Overview of S Corporation Taxation
An S corporation (S Corp) is a corporation that has filed to be taxed as an S corporation with the IRS. S corps are pass-through entities, meaning the S corp itself is not taxed on its profits. Instead, the shareholders are taxed on their share of the S corp’s profits.
The main difference between an S corp and C corp is taxation. A C corp pays taxes on its profits, then shareholders pay taxes again on dividends. An S corp avoids double taxation by passing profits directly to shareholders.
Tax Implications for S Corp Owners
The owners of the S Corp will be taxed based on their percentage of ownership in shares. For example, if the S Corp has profits of $500,000 and there are 4 shareholders, then each shareholder will pay taxes on $100,000 in profits.
Shareholders do not pay self-employment tax on their share of an S-corp’s profits. However, S corp owners that work as employees for the S-corp will need to receive a “reasonable” salary before there can be any profit distributions.

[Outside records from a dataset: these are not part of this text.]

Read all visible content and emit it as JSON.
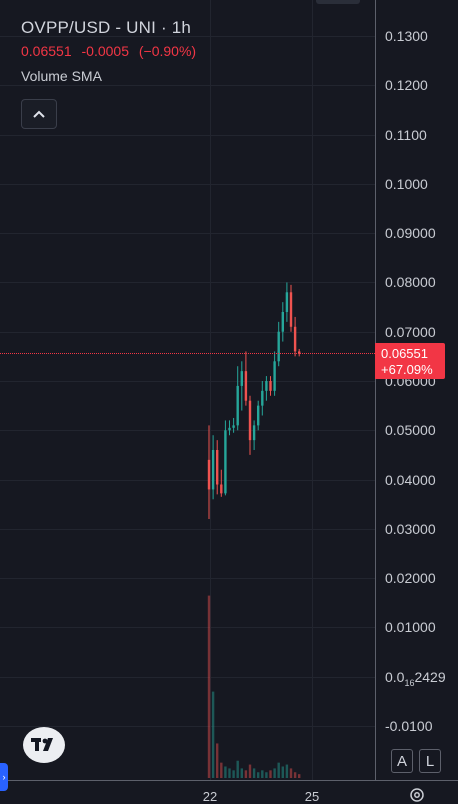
{
  "legend": {
    "symbol": "OVPP/USD - UNI · 1h",
    "last_price": "0.06551",
    "change": "-0.0005",
    "change_pct": "(−0.90%)",
    "indicator": "Volume SMA"
  },
  "price_badge": {
    "price": "0.06551",
    "change_pct": "+67.09%"
  },
  "colors": {
    "background": "#161821",
    "up": "#26a69a",
    "down": "#ef5350",
    "badge": "#f23645",
    "axis_text": "#c9ccd3"
  },
  "price_axis": {
    "labels": [
      "0.1300",
      "0.1200",
      "0.1100",
      "0.1000",
      "0.09000",
      "0.08000",
      "0.07000",
      "0.06000",
      "0.05000",
      "0.04000",
      "0.03000",
      "0.02000",
      "0.01000",
      "-0.0100"
    ],
    "compressed_zero_label": {
      "prefix": "0.0",
      "sub": "16",
      "suffix": "2429"
    }
  },
  "time_axis": {
    "labels": [
      "22",
      "25"
    ]
  },
  "buttons": {
    "auto_scale": "A",
    "log_scale": "L"
  },
  "icons": {
    "collapse": "chevron-up-icon",
    "logo": "tradingview-logo-icon",
    "settings": "gear-icon",
    "left_tab": "chevron-right-icon"
  },
  "chart_data": {
    "type": "candlestick",
    "symbol": "OVPP/USD",
    "interval": "1h",
    "ylim": [
      -0.0125,
      0.1355
    ],
    "candles": [
      {
        "o": 0.044,
        "h": 0.051,
        "l": 0.032,
        "c": 0.038
      },
      {
        "o": 0.038,
        "h": 0.049,
        "l": 0.036,
        "c": 0.046
      },
      {
        "o": 0.046,
        "h": 0.048,
        "l": 0.037,
        "c": 0.039
      },
      {
        "o": 0.039,
        "h": 0.042,
        "l": 0.0365,
        "c": 0.0372
      },
      {
        "o": 0.0372,
        "h": 0.052,
        "l": 0.0368,
        "c": 0.05
      },
      {
        "o": 0.05,
        "h": 0.052,
        "l": 0.049,
        "c": 0.0505
      },
      {
        "o": 0.0505,
        "h": 0.0525,
        "l": 0.0495,
        "c": 0.051
      },
      {
        "o": 0.051,
        "h": 0.063,
        "l": 0.05,
        "c": 0.059
      },
      {
        "o": 0.059,
        "h": 0.064,
        "l": 0.054,
        "c": 0.062
      },
      {
        "o": 0.062,
        "h": 0.066,
        "l": 0.055,
        "c": 0.056
      },
      {
        "o": 0.056,
        "h": 0.057,
        "l": 0.045,
        "c": 0.048
      },
      {
        "o": 0.048,
        "h": 0.052,
        "l": 0.046,
        "c": 0.051
      },
      {
        "o": 0.051,
        "h": 0.056,
        "l": 0.05,
        "c": 0.055
      },
      {
        "o": 0.055,
        "h": 0.06,
        "l": 0.053,
        "c": 0.058
      },
      {
        "o": 0.058,
        "h": 0.061,
        "l": 0.056,
        "c": 0.06
      },
      {
        "o": 0.06,
        "h": 0.061,
        "l": 0.057,
        "c": 0.058
      },
      {
        "o": 0.058,
        "h": 0.066,
        "l": 0.057,
        "c": 0.064
      },
      {
        "o": 0.064,
        "h": 0.072,
        "l": 0.063,
        "c": 0.07
      },
      {
        "o": 0.07,
        "h": 0.076,
        "l": 0.068,
        "c": 0.074
      },
      {
        "o": 0.074,
        "h": 0.08,
        "l": 0.072,
        "c": 0.078
      },
      {
        "o": 0.078,
        "h": 0.0795,
        "l": 0.07,
        "c": 0.071
      },
      {
        "o": 0.071,
        "h": 0.073,
        "l": 0.065,
        "c": 0.066
      },
      {
        "o": 0.066,
        "h": 0.0665,
        "l": 0.065,
        "c": 0.06551
      }
    ],
    "volume": [
      0.95,
      0.45,
      0.18,
      0.08,
      0.06,
      0.05,
      0.04,
      0.09,
      0.05,
      0.04,
      0.07,
      0.05,
      0.03,
      0.04,
      0.03,
      0.04,
      0.05,
      0.08,
      0.06,
      0.07,
      0.05,
      0.03,
      0.02
    ]
  }
}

Compensation Structure for S Corp Owners
Shareholders pay taxes on two types of income – wage income and profit distributions. The wage income is subject to payroll tax. Any shareholder/employee of the S Corp must be paid a reasonable salary, which is determined by considering several factors. The profit distribution is not taxed. This means that the dividends are paid out tax-free.
To elect S corp status, a business must file Form 2553 with the IRS, signed by all shareholders. The business must meet requirements like having only eligible shareholders and being a domestic corporation.
In summary, S corps provide tax savings to owners by avoiding double taxation. Owners must pay themselves a reasonable salary subject to payroll taxes. Additional profits are passed to owners as distributions, which avoid payroll taxes. This enables owners to save significantly on taxes.